Reference files (load on demand)
reference/schema.md— canonical Replicate schema, every field, gotchas.reference/prompt-logic.md— 10 prompt categories, theory + 3 perfect prompts each (cinematic, dialogue, action, dance, SFX, character consistency, motion transfer, lip-sync, real-person, abstract).reference/style-library.md— cross-model camera/lens/lighting/director vocabulary that transfers to Seedance prose.reference/real-person.md— Silicon Mania anatomy, the 4 production stacks, consent norms, paste-ready figure prompts.reference/failure-modes.md— the 15 failure modes + fixes + the classifier-flag escalation path.reference/hyperframes-motion-demos.md— when the deliverable is a composed / cursor-driven piece (product demo, UI walkthrough, kinetic typography, title/end cards), build it in HyperFrames (HTML→MP4) and drop AI stills/clips in as timeline assets — instead of stitching withassemble.py. Distilled craft + cursor / transition / frame-by-frame-QC gotchas from real builds.examples/prompts.json— verified prompt library, filterable by intent.
Scripts
scripts/imagegen.py— generate first-frame stills / reference plates (Flux Schnell, Flux Pro, Imagen 4).scripts/validate.py— stdlib-only; validates a request body against schema- exclusivity rules. Run before every generation.
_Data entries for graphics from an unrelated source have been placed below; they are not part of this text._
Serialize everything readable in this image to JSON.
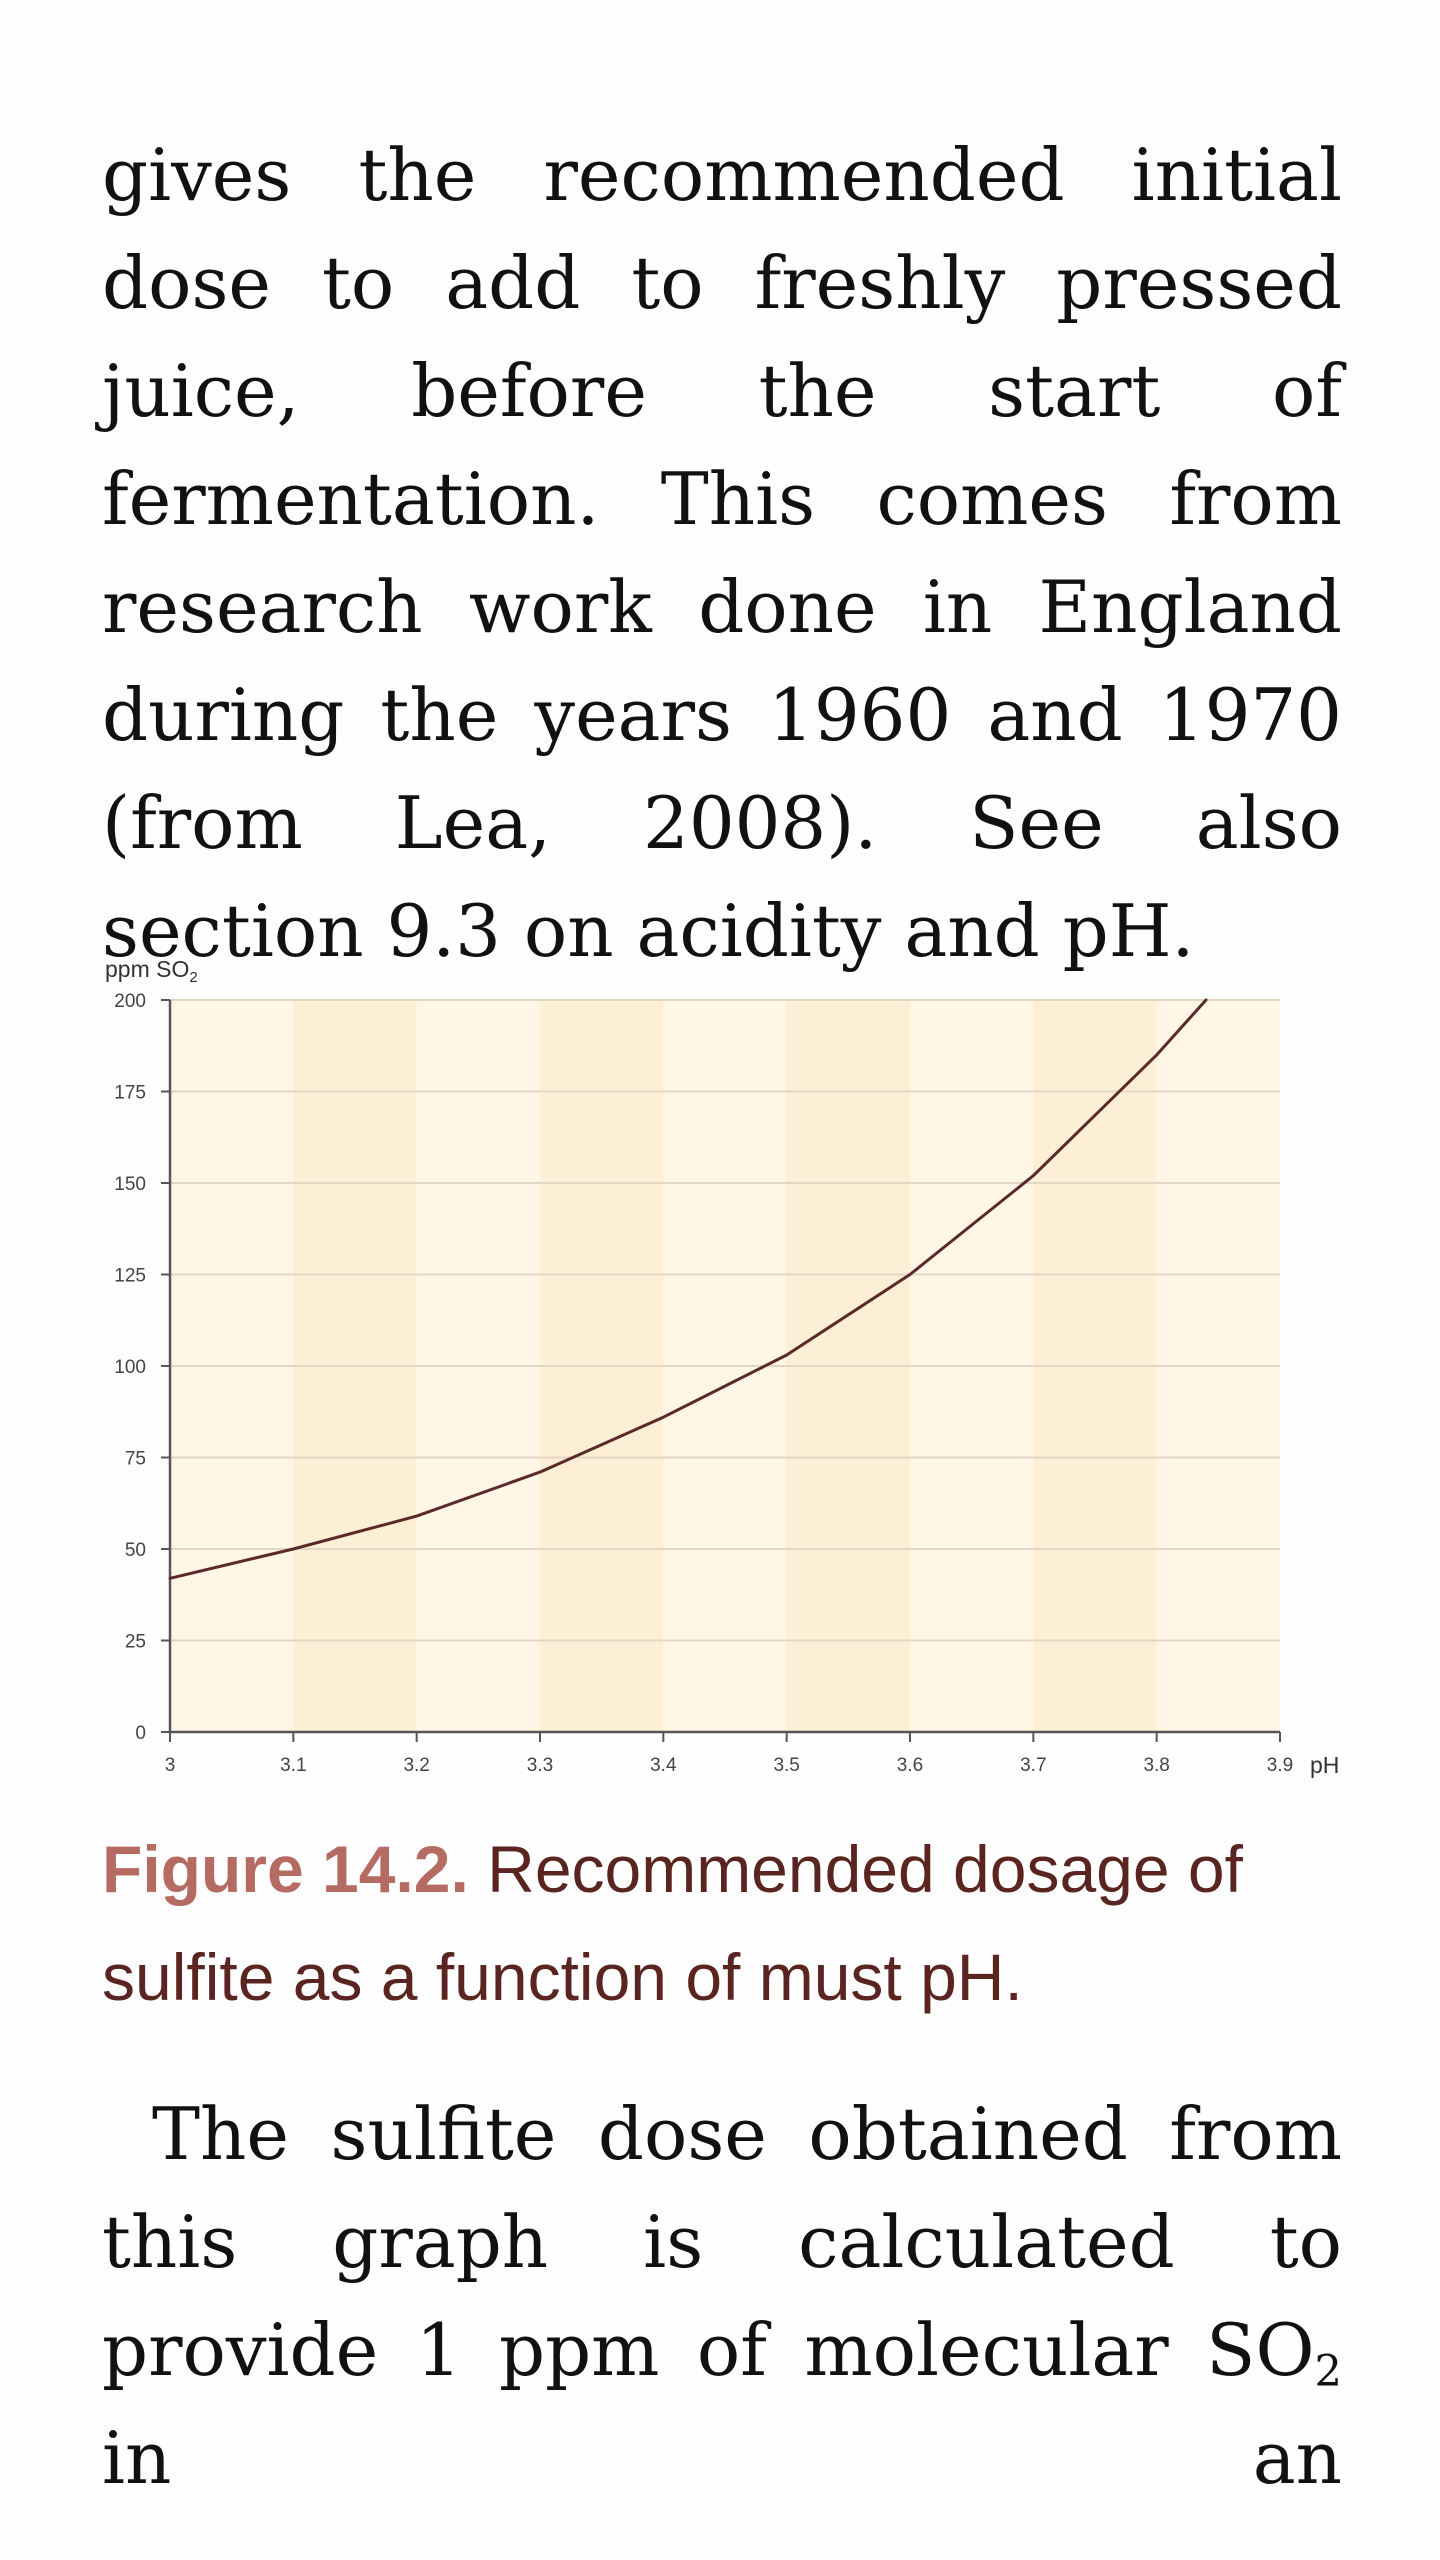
{
  "paragraph_top": "gives the recommended initial dose to add to freshly pressed juice, before the start of fermentation. This comes from research work done in England during the years 1960 and 1970 (from Lea, 2008). See also section 9.3 on acidity and pH.",
  "figure": {
    "label": "Figure 14.2.",
    "caption": " Recommended dosage of sulfite as a function of must pH."
  },
  "paragraph_bottom": {
    "text": "The sulfite dose obtained from this graph is calculated to provide 1 ppm of molecular SO",
    "subscript": "2",
    "tail": " in an"
  },
  "chart_data": {
    "type": "line",
    "ylabel": "ppm SO",
    "ylabel_subscript": "2",
    "xlabel": "pH",
    "xlim": [
      3.0,
      3.9
    ],
    "ylim": [
      0,
      200
    ],
    "x_ticks": [
      "3",
      "3.1",
      "3.2",
      "3.3",
      "3.4",
      "3.5",
      "3.6",
      "3.7",
      "3.8",
      "3.9"
    ],
    "y_ticks": [
      "0",
      "25",
      "50",
      "75",
      "100",
      "125",
      "150",
      "175",
      "200"
    ],
    "grid": true,
    "alternating_bands": true,
    "colors": {
      "band_light": "#fff6e6",
      "band_dark": "#fdeed6",
      "grid": "#e3d7c4",
      "line": "#5a2a2a",
      "axis": "#555555"
    },
    "series": [
      {
        "x": [
          3.0,
          3.1,
          3.2,
          3.3,
          3.4,
          3.5,
          3.6,
          3.7,
          3.8,
          3.84
        ],
        "y": [
          42,
          50,
          59,
          71,
          86,
          103,
          125,
          152,
          185,
          200
        ]
      }
    ]
  }
}
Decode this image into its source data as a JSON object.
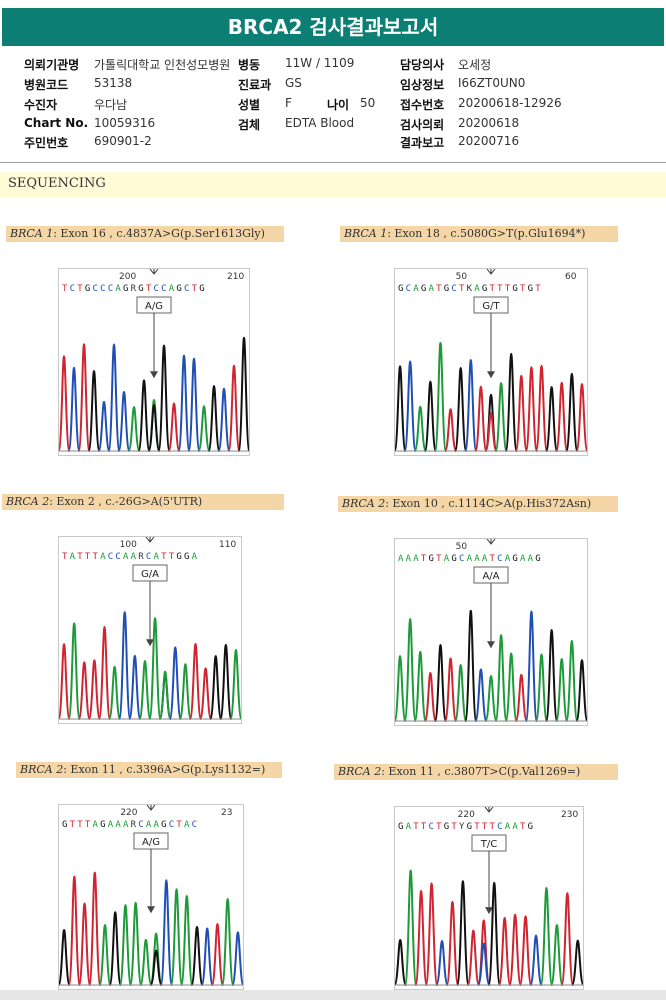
{
  "title": "BRCA2 검사결과보고서",
  "info": {
    "institution_label": "의뢰기관명",
    "institution_value": "가톨릭대학교 인천성모병원",
    "ward_label": "병동",
    "ward_value": "11W / 1109",
    "doctor_label": "담당의사",
    "doctor_value": "오세정",
    "hospital_code_label": "병원코드",
    "hospital_code_value": "53138",
    "dept_label": "진료과",
    "dept_value": "GS",
    "clinical_label": "임상정보",
    "clinical_value": "I66ZT0UN0",
    "recipient_label": "수진자",
    "recipient_value": "우다남",
    "sex_label": "성별",
    "sex_value": "F",
    "age_label": "나이",
    "age_value": "50",
    "receipt_label": "접수번호",
    "receipt_value": "20200618-12926",
    "chart_label": "Chart No.",
    "chart_value": "10059316",
    "specimen_label": "검체",
    "specimen_value": "EDTA Blood",
    "request_label": "검사의뢰",
    "request_value": "20200618",
    "ssn_label": "주민번호",
    "ssn_value": "690901-2",
    "report_label": "결과보고",
    "report_value": "20200716"
  },
  "section_title": "SEQUENCING",
  "panels": [
    {
      "gene": "BRCA 1",
      "desc": ": Exon 16 , c.4837A>G(p.Ser1613Gly)",
      "seq": "TCTGCCCAGRGTCCAGCTG",
      "pos_a": "200",
      "pos_b": "210",
      "call": "A/G"
    },
    {
      "gene": "BRCA 1",
      "desc": ": Exon 18 , c.5080G>T(p.Glu1694*)",
      "seq": "GCAGATGCTKAGTTTGTGT",
      "pos_a": "50",
      "pos_b": "60",
      "call": "G/T"
    },
    {
      "gene": "BRCA 2",
      "desc": ": Exon 2 , c.-26G>A(5'UTR)",
      "seq": "TATTTACCAARCATTGGA",
      "pos_a": "100",
      "pos_b": "110",
      "call": "G/A"
    },
    {
      "gene": "BRCA 2",
      "desc": ": Exon 10 , c.1114C>A(p.His372Asn)",
      "seq": "AAATGTAGCAAATCAGAAG",
      "pos_a": "50",
      "pos_b": "",
      "call": "A/A"
    },
    {
      "gene": "BRCA 2",
      "desc": ": Exon 11 , c.3396A>G(p.Lys1132=)",
      "seq": "GTTTAGAAARCAAGCTAC",
      "pos_a": "220",
      "pos_b": "23",
      "call": "A/G"
    },
    {
      "gene": "BRCA 2",
      "desc": ": Exon 11 , c.3807T>C(p.Val1269=)",
      "seq": "GATTCTGTYGTTTCAATG",
      "pos_a": "220",
      "pos_b": "230",
      "call": "T/C"
    }
  ],
  "colors": {
    "header": "#0c7e73",
    "A": "#1f9a3a",
    "C": "#1f4fb5",
    "G": "#111111",
    "T": "#d02530",
    "variant_bg": "#f5d6a6",
    "section_bg": "#fffbd7"
  }
}
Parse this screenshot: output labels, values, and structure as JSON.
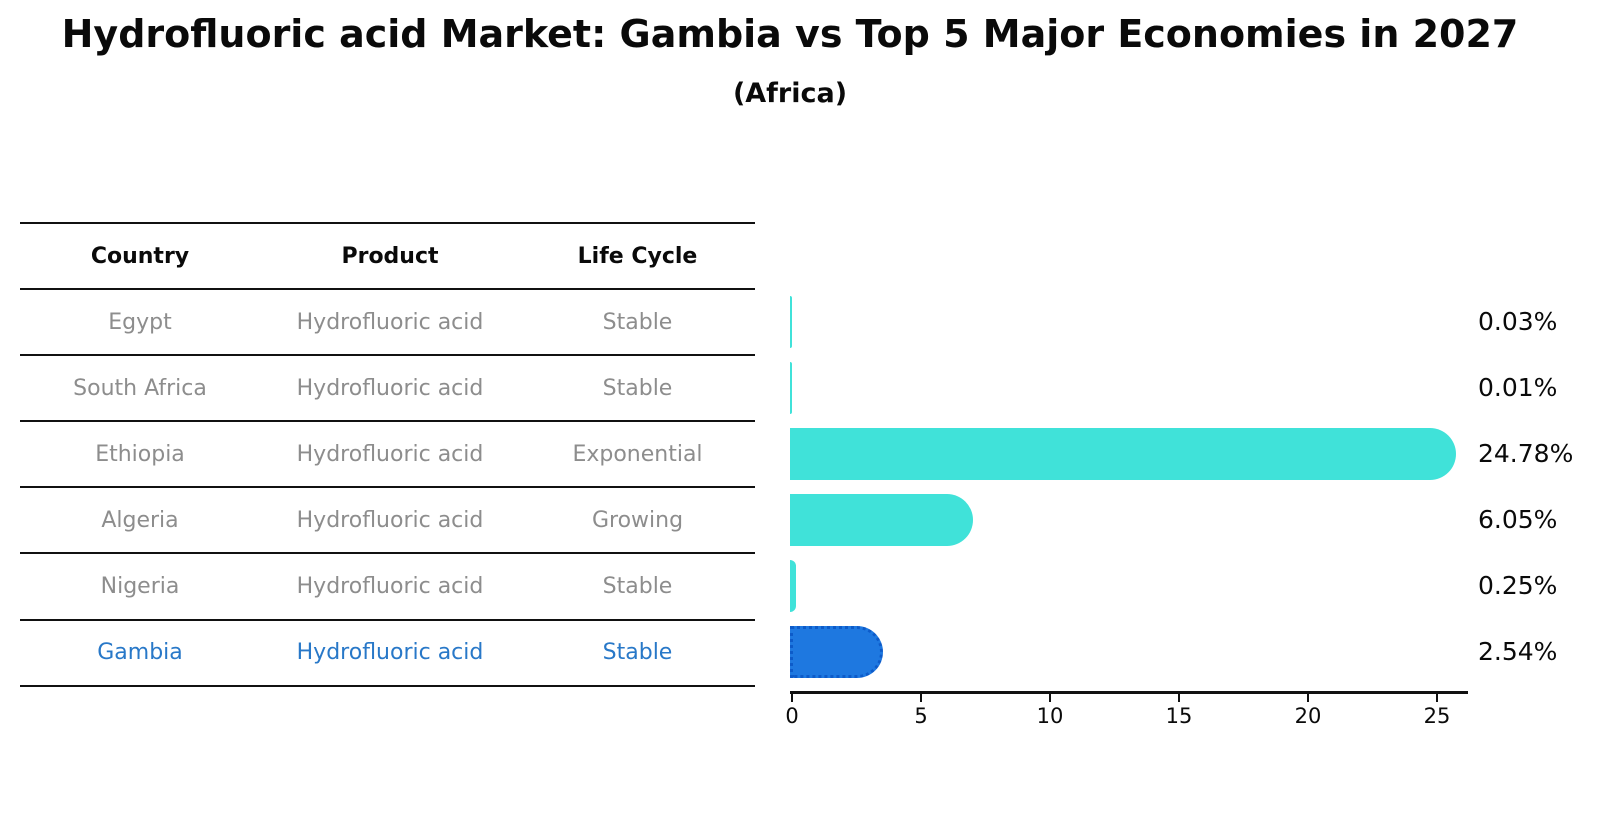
{
  "title": "Hydrofluoric acid Market: Gambia vs Top 5 Major Economies in 2027",
  "subtitle": "(Africa)",
  "table": {
    "headers": {
      "country": "Country",
      "product": "Product",
      "life_cycle": "Life Cycle"
    }
  },
  "rows": [
    {
      "country": "Egypt",
      "product": "Hydrofluoric acid",
      "life_cycle": "Stable",
      "share": "0.03%"
    },
    {
      "country": "South Africa",
      "product": "Hydrofluoric acid",
      "life_cycle": "Stable",
      "share": "0.01%"
    },
    {
      "country": "Ethiopia",
      "product": "Hydrofluoric acid",
      "life_cycle": "Exponential",
      "share": "24.78%"
    },
    {
      "country": "Algeria",
      "product": "Hydrofluoric acid",
      "life_cycle": "Growing",
      "share": "6.05%"
    },
    {
      "country": "Nigeria",
      "product": "Hydrofluoric acid",
      "life_cycle": "Stable",
      "share": "0.25%"
    },
    {
      "country": "Gambia",
      "product": "Hydrofluoric acid",
      "life_cycle": "Stable",
      "share": "2.54%"
    }
  ],
  "chart_data": {
    "type": "bar",
    "orientation": "horizontal",
    "title": "Hydrofluoric acid Market: Gambia vs Top 5 Major Economies in 2027 (Africa)",
    "categories": [
      "Egypt",
      "South Africa",
      "Ethiopia",
      "Algeria",
      "Nigeria",
      "Gambia"
    ],
    "values": [
      0.03,
      0.01,
      24.78,
      6.05,
      0.25,
      2.54
    ],
    "data_labels": [
      "0.03%",
      "0.01%",
      "24.78%",
      "6.05%",
      "0.25%",
      "2.54%"
    ],
    "xlabel": "",
    "ylabel": "",
    "xticks": [
      0,
      5,
      10,
      15,
      20,
      25
    ],
    "xtick_labels": [
      "0",
      "5",
      "10",
      "15",
      "20",
      "25"
    ],
    "xlim": [
      0,
      26.2
    ],
    "grid": false,
    "legend": false,
    "highlight_index": 5
  },
  "colors": {
    "bar": "#40E2D9",
    "highlight_bar": "#1E78E0",
    "highlight_border": "#0d5bc9",
    "highlight_text": "#2878c8",
    "table_text": "#8d8d8d",
    "header_text": "#0a0a0a",
    "axis": "#111111"
  }
}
scripts/generate.py— runs a job on any of the six video models, uploads local refs, downloads clips, writes a manifest;--fallbackroutes classifier-flagged jobs to Kling.scripts/review.py— extracts a frame contact sheet + probe for the QC pass.scripts/tts.py— ElevenLabs text-to-speech; defaults to the profile voice.scripts/assemble.py— stitches clips into a finished cut (ffmpeg) with cuts/crossfades + an audio bed, from a JSON edit list.scripts/upscale.py— finishing pass: upscale + frame interpolation (local ffmpeg by default, optional Replicate ML upscaler).scripts/requirements.txt—pip install -rforreplicate+fal-client.imagegen.py/tts.py/veo-3.1use stdlib only;review.py,assemble.pyandupscale.pyneedffmpeg+ffprobeon PATH.profile/profile.json— the user's avatar + voice + model preferences.
Environment
Read API keys from the environment — never print key values:
REPLICATE_API_TOKEN— seedance-2.0, wan-2.7-i2v, Flux stills, ML upscaleFAL_KEY— kling-3.0-omni, veed-fabric-1.0, omnihuman-1.5GEMINI_API_KEY— veo-3.1, Imagen 4 stillsELEVENLABS_API_KEY— tts.py voiceover
Only the models actually used need their key. These live in the user's global config.
Real-person policy
Seedance is the most permissive major model, but real-person work is always
policy-sensitive. Only build workflows around public figures in legitimate
commentary/satire or tagged, consenting collaborators. No undisclosed
impersonation of private individuals. Respect voice-provider No-Go lists when
sourcing reference audio. See reference/real-person.md.